My nostrils flared, but I managed not to scoff at the understatement.

He dug his hands into his hair. “I’m usually with people who I have no real desire to interact with,” he tried to explain. “So it’s just easier…”

“But I’m not just anyone.” So why was he acting like I was?

“I know that.” He pushed off the cabinet and came over to me, circling me with his arms and pulling me into his chest. “It was just a reflex. It’s how I escape.”

“You need to escape me?”

“No. Not you. Never you.” He kissed my forehead. “I just use it as an escape so often with what I do, that sometimes my body doesn’t remember that I don’t need to run.”

“Why do you need to escape? Don’t you like what you’re doing?”

He rested his chin on top of my head. “Parts of it.”

“Do you want to quit?”

A long pause. “Sometimes.”

“Then why don’t you?” As much as that idea hurt, I also knew it would be a relief for him to step out of the limelight.

I felt him shrug. “What else would I do? This is what I know. This is what I’m good at.”

“But if you’re not happy—”

He pushed away from me. “I’m not going to quit, Libby.”

And just like that, my hope died. The hope that we could break this routine of him spiraling down and me having to drag him back up. My muscles ached from the effort it took. I could almost feel them trembling with the exertion, ready to give out.
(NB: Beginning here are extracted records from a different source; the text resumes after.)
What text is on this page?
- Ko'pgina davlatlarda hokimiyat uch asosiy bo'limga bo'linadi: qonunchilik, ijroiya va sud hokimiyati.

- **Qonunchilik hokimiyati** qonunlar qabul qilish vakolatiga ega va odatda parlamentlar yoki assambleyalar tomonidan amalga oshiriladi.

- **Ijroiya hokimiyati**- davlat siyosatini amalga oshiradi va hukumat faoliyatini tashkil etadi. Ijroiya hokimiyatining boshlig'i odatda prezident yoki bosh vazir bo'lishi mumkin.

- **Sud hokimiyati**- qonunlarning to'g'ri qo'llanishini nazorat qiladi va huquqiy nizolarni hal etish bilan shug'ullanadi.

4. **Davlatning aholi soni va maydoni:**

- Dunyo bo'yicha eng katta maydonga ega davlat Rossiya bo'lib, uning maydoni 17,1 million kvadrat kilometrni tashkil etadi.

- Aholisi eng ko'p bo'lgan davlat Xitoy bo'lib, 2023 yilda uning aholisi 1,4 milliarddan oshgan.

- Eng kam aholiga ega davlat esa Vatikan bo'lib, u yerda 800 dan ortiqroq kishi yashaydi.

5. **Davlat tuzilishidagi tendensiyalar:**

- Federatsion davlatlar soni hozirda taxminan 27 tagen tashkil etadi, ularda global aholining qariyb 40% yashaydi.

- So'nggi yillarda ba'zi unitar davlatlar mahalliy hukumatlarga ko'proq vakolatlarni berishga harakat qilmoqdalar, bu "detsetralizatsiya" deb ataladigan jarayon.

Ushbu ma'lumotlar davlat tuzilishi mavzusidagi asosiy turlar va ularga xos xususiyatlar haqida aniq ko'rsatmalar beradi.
I would always hate myself for pushing him into this life.

 

♪♫♪

We ended up watching Netflix and not talking much at all. It broke my heart because even though I wanted to talk, I couldn’t think of anything to say. I kept thinking of Serena, of the way she had grounded Sean and kept him humble. If I was his cheerleader, she had been his critic. A loving and supportive critic, yes, but a critic nonetheless. She didn’t tell him he was great. She told him he was normal; she told him he could do better. Sean’s fame had given me starry eyes, but she tended to brush it off like glitter. She treated it as if it were a necessary evil to be tolerated instead of it being a prize. It wasn’t until after her death that I realized she was right. Then the fame started to chafe. It became an irritant instead of a high.

Now I had come to view it as the price we paid. And yes, we both paid it. Throughout the evening, there were a few times where Sean would get up to get snacks or a drink and I would see him drifting automatically to the liquor cabinet, but he managed to steer clear of it all night.

It made me wonder what would have happened if I wasn’t there. Would he be drowning in drinks? Would this day—this dark day that marked the anniversary of his sister’s death—have driven him even deeper into the bottle? Was I the only thing keeping him sober tonight?